The nameserver argument lets you give different servers different answers — which is exactly how you exercise domain verification and propagation offline. A stub with no nameserver acts as the wildcard fallback.

$fake = (new FakeResolver)
    // The zone's NS set, and those NS hostnames resolved to IPs:
    ->stub('example.com', RecordType::NS, ['ns1.example.com'])
    ->stub('ns1.example.com', RecordType::A, ['203.0.113.1'])
    // The challenge TXT, served authoritatively by ns1's IP:
    ->stub('_cbox-challenge.example.com', RecordType::TXT, ['secret-token'], nameserver: '203.0.113.1');

$dns = new Dns($fake);

expect($dns->verifyDomain('example.com', 'secret-token'))->toBeTrue();

AuthoritativeResolver reads the NS set, resolves each nameserver to an IP, then queries the target record against that IP with recursion off — so stubbing those three layers is all it takes.

Full responses (DNSSEC and denial-of-existence)

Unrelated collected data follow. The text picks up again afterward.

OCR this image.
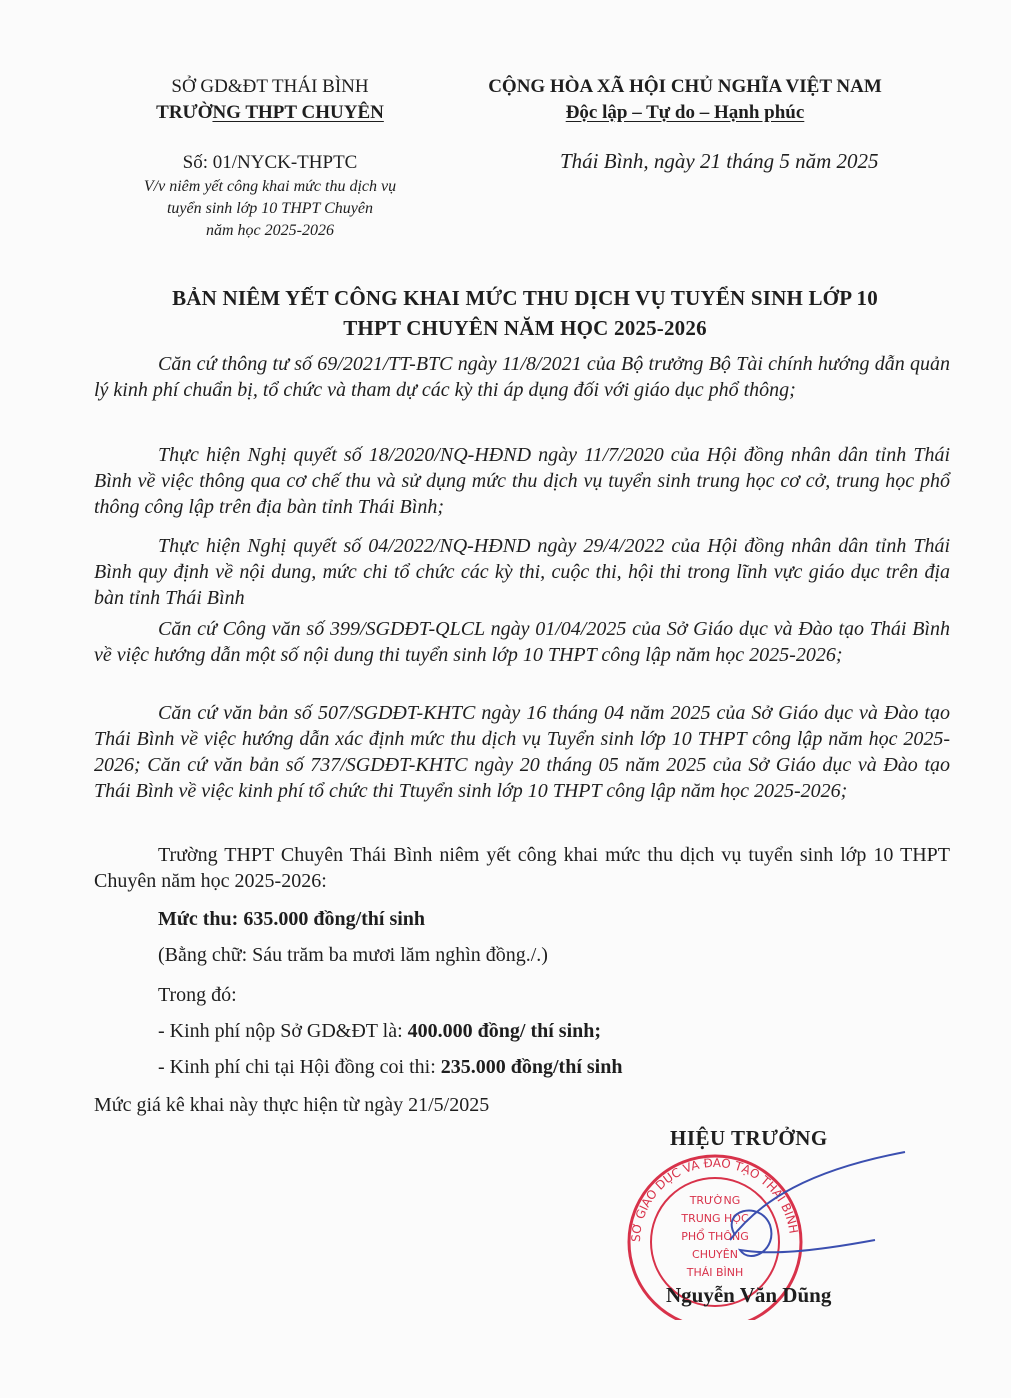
SỞ GD&ĐT THÁI BÌNH
TRƯỜNG THPT CHUYÊN
Số: 01/NYCK-THPTC
V/v niêm yết công khai mức thu dịch vụ
tuyển sinh lớp 10 THPT Chuyên
năm học 2025-2026
CỘNG HÒA XÃ HỘI CHỦ NGHĨA VIỆT NAM
Độc lập – Tự do – Hạnh phúc
Thái Bình, ngày 21 tháng 5 năm 2025
BẢN NIÊM YẾT CÔNG KHAI MỨC THU DỊCH VỤ TUYỂN SINH LỚP 10
THPT CHUYÊN NĂM HỌC 2025-2026
Căn cứ thông tư số 69/2021/TT-BTC ngày 11/8/2021 của Bộ trưởng Bộ Tài chính hướng dẫn quản lý kinh phí chuẩn bị, tổ chức và tham dự các kỳ thi áp dụng đối với giáo dục phổ thông;
Thực hiện Nghị quyết số 18/2020/NQ-HĐND ngày 11/7/2020 của Hội đồng nhân dân tỉnh Thái Bình về việc thông qua cơ chế thu và sử dụng mức thu dịch vụ tuyển sinh trung học cơ cở, trung học phổ thông công lập trên địa bàn tỉnh Thái Bình;
Thực hiện Nghị quyết số 04/2022/NQ-HĐND ngày 29/4/2022 của Hội đồng nhân dân tỉnh Thái Bình quy định về nội dung, mức chi tổ chức các kỳ thi, cuộc thi, hội thi trong lĩnh vực giáo dục trên địa bàn tỉnh Thái Bình
Căn cứ Công văn số 399/SGDĐT-QLCL ngày 01/04/2025 của Sở Giáo dục và Đào tạo Thái Bình về việc hướng dẫn một số nội dung thi tuyển sinh lớp 10 THPT công lập năm học 2025-2026;
Căn cứ văn bản số 507/SGDĐT-KHTC ngày 16 tháng 04 năm 2025 của Sở Giáo dục và Đào tạo Thái Bình về việc hướng dẫn xác định mức thu dịch vụ Tuyển sinh lớp 10 THPT công lập năm học 2025-2026; Căn cứ văn bản số 737/SGDĐT-KHTC ngày 20 tháng 05 năm 2025 của Sở Giáo dục và Đào tạo Thái Bình về việc kinh phí tổ chức thi Ttuyển sinh lớp 10 THPT công lập năm học 2025-2026;
Trường THPT Chuyên Thái Bình niêm yết công khai mức thu dịch vụ tuyển sinh lớp 10 THPT Chuyên năm học 2025-2026:
Mức thu: 635.000 đồng/thí sinh
(Bằng chữ: Sáu trăm ba mươi lăm nghìn đồng./.)
Trong đó:
- Kinh phí nộp Sở GD&ĐT là: 400.000 đồng/ thí sinh;
- Kinh phí chi tại Hội đồng coi thi: 235.000 đồng/thí sinh
Mức giá kê khai này thực hiện từ ngày 21/5/2025
HIỆU TRƯỞNG
SỞ GIÁO DỤC VÀ ĐÀO TẠO THÁI BÌNH
TRƯỜNG
TRUNG HỌC
PHỔ THÔNG
CHUYÊN
THÁI BÌNH
Nguyễn Văn Dũng
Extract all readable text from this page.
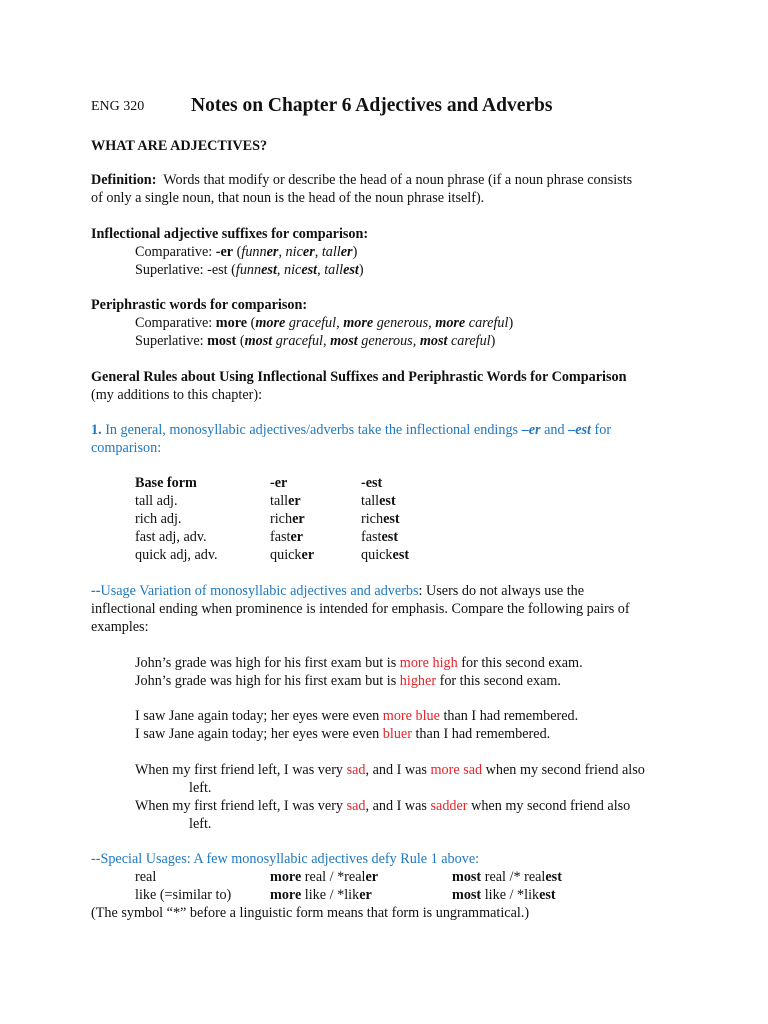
ENG 320 Notes on Chapter 6 Adjectives and Adverbs
WHAT ARE ADJECTIVES?
Definition: Words that modify or describe the head of a noun phrase (if a noun phrase consists
of only a single noun, that noun is the head of the noun phrase itself).
Inflectional adjective suffixes for comparison:
Comparative: -er (funner, nicer, taller)
Superlative: -est (funnest, nicest, tallest)
Periphrastic words for comparison:
Comparative: more (more graceful, more generous, more careful)
Superlative: most (most graceful, most generous, most careful)
General Rules about Using Inflectional Suffixes and Periphrastic Words for Comparison
(my additions to this chapter):
1. In general, monosyllabic adjectives/adverbs take the inflectional endings –er and –est for
comparison:
Base form	-er	-est
tall adj.	taller	tallest
rich adj.	richer	richest
fast adj, adv.	faster	fastest
quick adj, adv.	quicker	quickest
--Usage Variation of monosyllabic adjectives and adverbs: Users do not always use the
inflectional ending when prominence is intended for emphasis. Compare the following pairs of
examples:
John’s grade was high for his first exam but is more high for this second exam.
John’s grade was high for his first exam but is higher for this second exam.
I saw Jane again today; her eyes were even more blue than I had remembered.
I saw Jane again today; her eyes were even bluer than I had remembered.
When my first friend left, I was very sad, and I was more sad when my second friend also
left.
When my first friend left, I was very sad, and I was sadder when my second friend also
left.
--Special Usages: A few monosyllabic adjectives defy Rule 1 above:
real	more real / *realer	most real /* realest
like (=similar to)	more like / *liker	most like / *likest
(The symbol “*” before a linguistic form means that form is ungrammatical.)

stubResponse() stores a complete DnsResponse, including raw DNSSEC RDATA and an authority section. This is the seam the package's own DNSSEC chain-walk tests use to drive each zone level offline:

use Cbox\Dns\ValueObjects\DnsResponse;

$fake->stubResponse('com', RecordType::DNSKEY, $dnskeyResponse, nameserver: null);

Constructing signed fixtures by hand is involved; for realistic DNSSEC testing, see how the suite builds chains under tests/Support/ (a test zone-signer plus real captured vectors). The point for your own tests is that no network is required.

Why this works everywhere

AuthoritativeResolver, DomainVerifier, PropagationChecker, DnssecValidator, and the whole Diagnostics engine all take a Resolver (directly or via the facade). Inject a FakeResolver and the entire library runs deterministically and offline.